Los ejércitos romanos reunidos apresuradamente sufrieron derrotas iniciales, particularmente en el Sur, contra los samnitas, donde el mismo cónsul Lucio Julio César sufrió una dura derrota. César, para evitar en lo posible la defección de los etruscos y los umbros del norte de Roma, decretó en 90 a. C. que se otorgaría la ciudadanía romana a los italianos que permaneciesen fieles.
El Senado, contra su voluntad, se vio obligado a pedir a Mario (quien había vuelto de una gira por el Este) que se pusiese al frente de las tropas romanas, pero evitaron concederle plenos poderes. Mario aceptó a regañadientes, pues, por supuesto, había sido partidario de dar la ciudadanía a los italianos. Ahora tenía que luchar contra su propia gente, por así decir, y en defensa del odiado Senado, después de haber destruido a Saturnino. Por ello, Mario trató de evitar la lucha y, cuando se veía obligado a combatir, trataba de mantener las pérdidas en un mínimo.
Pero después de la muerte de Lucio César, el antiguo ayudante de campo de Mario en los días de la guerra con Numidia, Sila, se puso al frente de los ejércitos romanos del Sur. No tenía las inhibiciones de Mario, sino que prosiguió la guerra vigorosamente. En 89 a. C. los rebeldes italianos fueron rechazados en todas partes.

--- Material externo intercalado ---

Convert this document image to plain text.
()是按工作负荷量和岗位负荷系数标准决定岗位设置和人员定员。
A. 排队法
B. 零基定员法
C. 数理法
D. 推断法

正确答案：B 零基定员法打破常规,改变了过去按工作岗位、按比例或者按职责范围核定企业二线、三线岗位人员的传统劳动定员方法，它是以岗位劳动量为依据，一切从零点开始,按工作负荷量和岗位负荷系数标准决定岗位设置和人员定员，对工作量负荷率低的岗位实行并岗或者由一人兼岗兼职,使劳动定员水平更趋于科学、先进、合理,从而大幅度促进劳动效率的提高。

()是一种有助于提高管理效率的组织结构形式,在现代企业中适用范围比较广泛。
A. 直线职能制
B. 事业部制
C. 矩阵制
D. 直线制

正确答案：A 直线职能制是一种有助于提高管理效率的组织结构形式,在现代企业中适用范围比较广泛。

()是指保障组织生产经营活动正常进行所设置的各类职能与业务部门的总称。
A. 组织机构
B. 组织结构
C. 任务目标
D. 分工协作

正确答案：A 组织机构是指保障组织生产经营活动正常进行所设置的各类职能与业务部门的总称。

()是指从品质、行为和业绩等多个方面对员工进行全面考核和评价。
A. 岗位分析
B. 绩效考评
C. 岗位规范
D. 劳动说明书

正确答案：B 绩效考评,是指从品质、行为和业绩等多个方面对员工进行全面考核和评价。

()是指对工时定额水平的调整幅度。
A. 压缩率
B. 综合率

Esto regocijó el corazón de los senadores. Su hombre, Sila, había tenido que combatir bajo el mando de Mario contra Yugurta y contra los bárbaros del Norte. Ahora, por fin, Sila iba a combatir independientemente, y lo haría mejor que Mario. Por fin el Senado tenía un campeón militar.
Los rebeldes italianos fueron aún más debilitados por la oferta romana de conceder la ciudadanía a todos los italianos que la pidieran dentro de los sesenta días siguientes. Puesto que era eso lo que originalmente habían pedido, muchos italianos cedieron. Los samnitas resistieron hasta el fin, pero en 88 a. C. la Guerra Social había terminado.
Desapareció la última chispa de libertad nativa italiana. Los samnitas fueron prácticamente barridos. Roma hasta tomó medidas para desalentar el uso de la lengua italiana nativa, el oseo (perteneciente a la misma familia de lenguas que el latín). El latín se convirtió en la lengua de casi toda Italia.
Parecía que Roma sufrió grandes perjuicios por la estrechez mental de los conservadores senatoriales. Al fin y al cabo tuvieron que otorgar la ciudadanía a los italianos. ¿Por qué no lo hizo tres años antes y se ahorró tanta muerte y destrucción?
El cambio de opinión de los romanos no se produjo porque repentinamente vieran la luz o por un sentimiento de afecto hacia los aliados y los daños que les habían causado. En realidad, un peligro nuevo y totalmente inesperado había surgido en el Este, que durante un siglo había permanecido tan quieto y dócil. Para hacer frente a ese peligro, Roma sencillamente debía tener paz y calma internamente, y la concesión de la ciudadanía a los aliados italianos fue el precio que se vio obligada a pagar.